Yes, Mrs. Pastry saw the movie Ulee’s Gold a few too many times and before I knew it I was at the University of Illinois taking a weekend bee husbandry course. We don’t keep them anymore (Mrs. Pastry eventually developed an allergy to stings) but it was one of the most interesting hobbies I’ve had. Bees are endlessly diverting as pets. You never know what those little suckers are going to do or why. Sting you, sure. But over time, as you start falling in love with your hives, you come to regard the stinging as nearly pleasurable.

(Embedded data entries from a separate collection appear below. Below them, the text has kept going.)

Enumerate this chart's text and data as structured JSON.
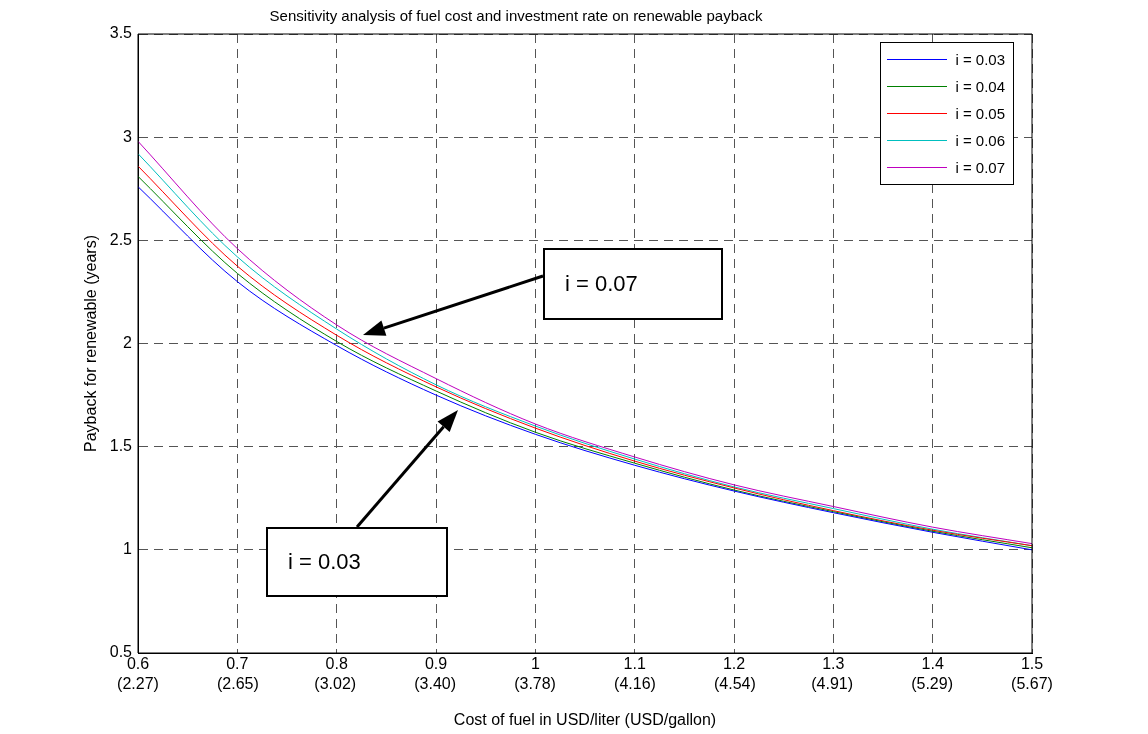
{
  "chart_data": {
    "type": "line",
    "title": "Sensitivity analysis of fuel cost and investment rate on renewable payback",
    "xlabel": "Cost of fuel in USD/liter (USD/gallon)",
    "ylabel": "Payback for renewable (years)",
    "x": [
      0.6,
      0.7,
      0.8,
      0.9,
      1.0,
      1.1,
      1.2,
      1.3,
      1.4,
      1.5
    ],
    "series": [
      {
        "name": "i = 0.03",
        "color": "#0000ff",
        "values": [
          2.76,
          2.3,
          1.99,
          1.75,
          1.56,
          1.41,
          1.285,
          1.18,
          1.085,
          1.0
        ]
      },
      {
        "name": "i = 0.04",
        "color": "#008000",
        "values": [
          2.81,
          2.34,
          2.01,
          1.77,
          1.57,
          1.42,
          1.29,
          1.185,
          1.09,
          1.01
        ]
      },
      {
        "name": "i = 0.05",
        "color": "#ff0000",
        "values": [
          2.86,
          2.375,
          2.04,
          1.79,
          1.59,
          1.43,
          1.3,
          1.19,
          1.095,
          1.02
        ]
      },
      {
        "name": "i = 0.06",
        "color": "#00bfbf",
        "values": [
          2.92,
          2.42,
          2.07,
          1.8,
          1.6,
          1.44,
          1.305,
          1.2,
          1.1,
          1.02
        ]
      },
      {
        "name": "i = 0.07",
        "color": "#bf00bf",
        "values": [
          2.98,
          2.46,
          2.09,
          1.83,
          1.61,
          1.45,
          1.315,
          1.21,
          1.11,
          1.03
        ]
      }
    ],
    "xlim": [
      0.6,
      1.5
    ],
    "xticks": [
      0.6,
      0.7,
      0.8,
      0.9,
      1,
      1.1,
      1.2,
      1.3,
      1.4,
      1.5
    ],
    "x2lim": [
      2.27,
      5.67
    ],
    "x2ticks": [
      {
        "value": 2.27,
        "label": "(2.27)"
      },
      {
        "value": 2.65,
        "label": "(2.65)"
      },
      {
        "value": 3.02,
        "label": "(3.02)"
      },
      {
        "value": 3.4,
        "label": "(3.40)"
      },
      {
        "value": 3.78,
        "label": "(3.78)"
      },
      {
        "value": 4.16,
        "label": "(4.16)"
      },
      {
        "value": 4.54,
        "label": "(4.54)"
      },
      {
        "value": 4.91,
        "label": "(4.91)"
      },
      {
        "value": 5.29,
        "label": "(5.29)"
      },
      {
        "value": 5.67,
        "label": "(5.67)"
      }
    ],
    "ylim": [
      0.5,
      3.5
    ],
    "yticks": [
      0.5,
      1,
      1.5,
      2,
      2.5,
      3,
      3.5
    ],
    "annotations": [
      "i = 0.07",
      "i = 0.03"
    ],
    "grid": true,
    "legend": "top right",
    "marker": "none",
    "line_style": "solid"
  }
}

Did you know that bees have politics? They do. Every hive has a queen — and only one — who lays all the eggs. Which means all the workers (females) and drones (males) in the hive are her sons and daughters. If you can find the frame she’s on, which is easy if you paint a little nail polish on her back, you can watch her moving among the little wax cells, inspecting them for cleanliness and depositing a single, tiny white egg in each. All goes well for her until one day the hive decides it’s time for a change. It’s easy to spot the signs of unrest: oblong, peanut-shaped “queen cells” hanging off the bottoms of the frames. Out of these will come pretenders to the throne who’ll fight it out — with her and each other — for dominion. Why does this happen? Sometimes you know, sometimes you don’t. Bees are funny that way.
They may spurn you affections. Being in the middle of a big city Mrs. Pastry and I worried our bees would have a hard time finding good quality water, so we left out a supply we changed twice a week. Not a single bee ever drank from it as far as we could tell. One day I observed a few drinking from a gunky pool inside an old tire in the alley. I tried not to take it personally but I’ll be honest, it hurt.

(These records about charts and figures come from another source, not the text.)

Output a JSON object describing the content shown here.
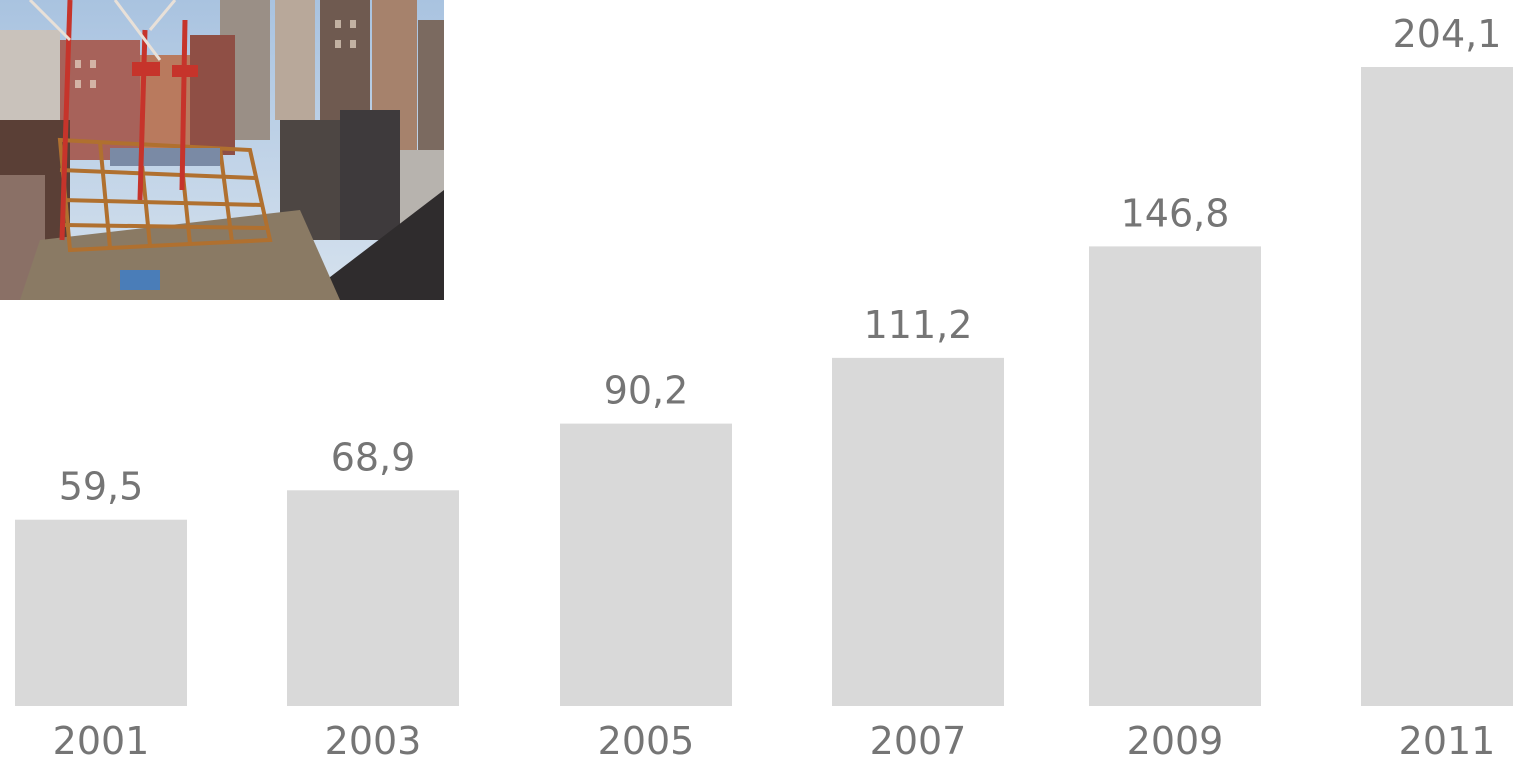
{
  "photo": {
    "subject": "construction site with cranes and steel building frame",
    "colors": {
      "sky": "#b9cfe6",
      "steel": "#b0702f",
      "crane": "#c6342b",
      "buildings": "#8a5a4a"
    }
  },
  "chart_data": {
    "type": "bar",
    "categories": [
      "2001",
      "2003",
      "2005",
      "2007",
      "2009",
      "2011"
    ],
    "values": [
      59.5,
      68.9,
      90.2,
      111.2,
      146.8,
      204.1
    ],
    "value_labels": [
      "59,5",
      "68,9",
      "90,2",
      "111,2",
      "146,8",
      "204,1"
    ],
    "ylim": [
      0,
      204.1
    ],
    "bar_color": "#d9d9d9",
    "label_color": "#757575",
    "grid": false,
    "legend": "none"
  }
}
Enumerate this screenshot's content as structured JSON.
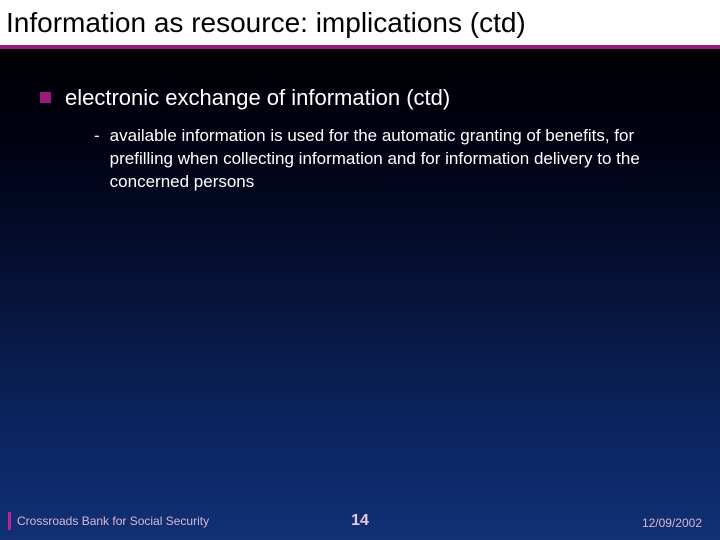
{
  "colors": {
    "accent": "#9a1b7a",
    "title_bg": "#ffffff",
    "title_text": "#000000",
    "body_text": "#ffffff",
    "bullet_square": "#9a1b7a",
    "footer_accent": "#c02090",
    "footer_text": "#d8b8d0",
    "page_number": "#e8c8e0",
    "date_text": "#d8b8d0"
  },
  "title": "Information as resource: implications (ctd)",
  "bullets": {
    "level1": "electronic exchange of information (ctd)",
    "level2_dash": "-",
    "level2": "available information is used for the automatic granting of benefits, for prefilling when collecting information and for information delivery to the concerned persons"
  },
  "footer": {
    "organization": "Crossroads Bank for Social Security",
    "page_number": "14",
    "date": "12/09/2002"
  }
}
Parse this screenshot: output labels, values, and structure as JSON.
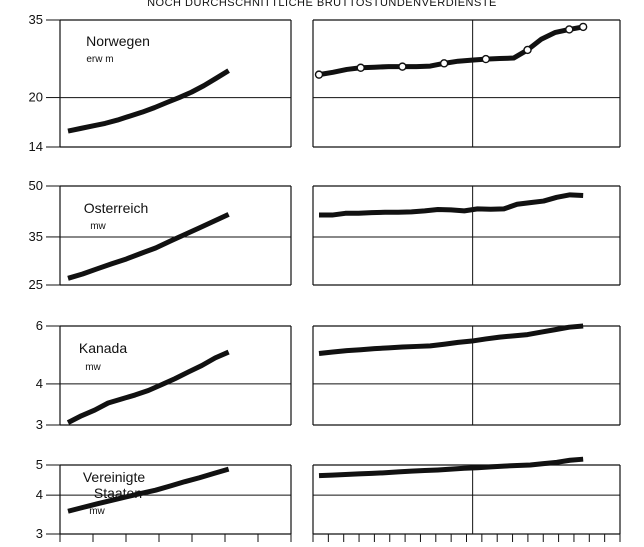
{
  "title": "NOCH DURCHSCHNITTLICHE BRUTTOSTUNDENVERDIENSTE",
  "chart_data": [
    {
      "type": "line",
      "panel": "Norwegen",
      "label": "Norwegen",
      "unit": "erw m",
      "yscale": "log",
      "ylim": [
        14,
        35
      ],
      "yticks": [
        14,
        20,
        35
      ],
      "markers_right": true,
      "left_series": [
        15.7,
        16.0,
        16.3,
        16.6,
        17.0,
        17.5,
        18.0,
        18.6,
        19.3,
        20.0,
        20.8,
        21.8,
        23.0,
        24.3
      ],
      "right_series": [
        23.6,
        24.0,
        24.5,
        24.8,
        24.9,
        25.0,
        25.0,
        25.0,
        25.1,
        25.6,
        26.0,
        26.2,
        26.4,
        26.5,
        26.6,
        28.2,
        30.5,
        32.0,
        32.7,
        33.3
      ]
    },
    {
      "type": "line",
      "panel": "Osterreich",
      "label": "Osterreich",
      "unit": "mw",
      "yscale": "log",
      "ylim": [
        25,
        50
      ],
      "yticks": [
        25,
        35,
        50
      ],
      "left_series": [
        26.2,
        27.0,
        28.0,
        29.0,
        30.0,
        31.2,
        32.4,
        34.0,
        35.6,
        37.3,
        39.1,
        41.0
      ],
      "right_series": [
        40.8,
        40.8,
        41.3,
        41.3,
        41.5,
        41.6,
        41.6,
        41.7,
        42.0,
        42.4,
        42.3,
        42.0,
        42.6,
        42.5,
        42.6,
        44.0,
        44.5,
        45.0,
        46.2,
        47.0,
        46.8
      ]
    },
    {
      "type": "line",
      "panel": "Kanada",
      "label": "Kanada",
      "unit": "mw",
      "yscale": "log",
      "ylim": [
        3,
        6
      ],
      "yticks": [
        3,
        4,
        6
      ],
      "left_series": [
        3.05,
        3.2,
        3.33,
        3.5,
        3.6,
        3.7,
        3.82,
        3.98,
        4.15,
        4.35,
        4.55,
        4.8,
        5.0
      ],
      "right_series": [
        4.95,
        5.0,
        5.05,
        5.08,
        5.12,
        5.15,
        5.18,
        5.2,
        5.22,
        5.28,
        5.35,
        5.4,
        5.48,
        5.55,
        5.6,
        5.65,
        5.75,
        5.85,
        5.95,
        6.0
      ]
    },
    {
      "type": "line",
      "panel": "Vereinigte Staaten",
      "label": "Vereinigte Staaten",
      "unit": "mw",
      "yscale": "log",
      "ylim": [
        3,
        5
      ],
      "yticks": [
        3,
        4,
        5
      ],
      "left_series": [
        3.55,
        3.65,
        3.75,
        3.85,
        3.95,
        4.05,
        4.15,
        4.28,
        4.42,
        4.55,
        4.7,
        4.85
      ],
      "right_series": [
        4.62,
        4.64,
        4.66,
        4.68,
        4.7,
        4.72,
        4.75,
        4.78,
        4.8,
        4.82,
        4.85,
        4.88,
        4.9,
        4.93,
        4.96,
        4.98,
        5.0,
        5.05,
        5.1,
        5.18,
        5.22
      ]
    }
  ]
}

Of course they may decide to just one day up and leave you. You crack open the hive and it’s all but empty. The honey’s gone and a few stragglers and unhatched brood are all that’s left. Talk about a feeling of rejection. Baby, couldn’t we have talked this?
And then of course there are the times they sting you all to hell. But mass stinging is something that’s mostly easy to avoid. Hives are in a good mood on the same sorts of days we humans are in a good mood: bright sunny, low-humidity, not-too-hot, not-too-cold sorts of mornings or afternoons. If you take care to open your hives under those sorts of conditions all is (usually) well. The danger is that after too many easy days you start thinking your bees will be happy to see you any old time. You crack open the hive at dusk on a cloudy, humid day and all hell breaks loose. And when that happens God help you, no veil or bee suit will keep them out. Just about every beekeeper encounters that sooner or later, and learns to run the four-minute mile in fifty-three seconds.
But that’s bees. They’re entirely and consistent and predictable except on the days that they aren’t. Trying to figure out why they do what they do is the great joy of beekeeping. The days you realize how smart they are, indeed how much smarter than you they are, are the days when your cute little weekend hobby becomes profound — an intimate and humbling encounter with a miniature animal society whose tolerance of you is as joy-inducing as it is provisional.
Hm. Guess it’s obvious I miss it, no? I confess there are days when I catch sight of a fuzzy-backed honey bee on a clover flower in the yard and I get a little choked up. I’m that sort of a sap. But God love those little insects, they did me a world of good. I owe them a debt, for all the honey I took and a lot more.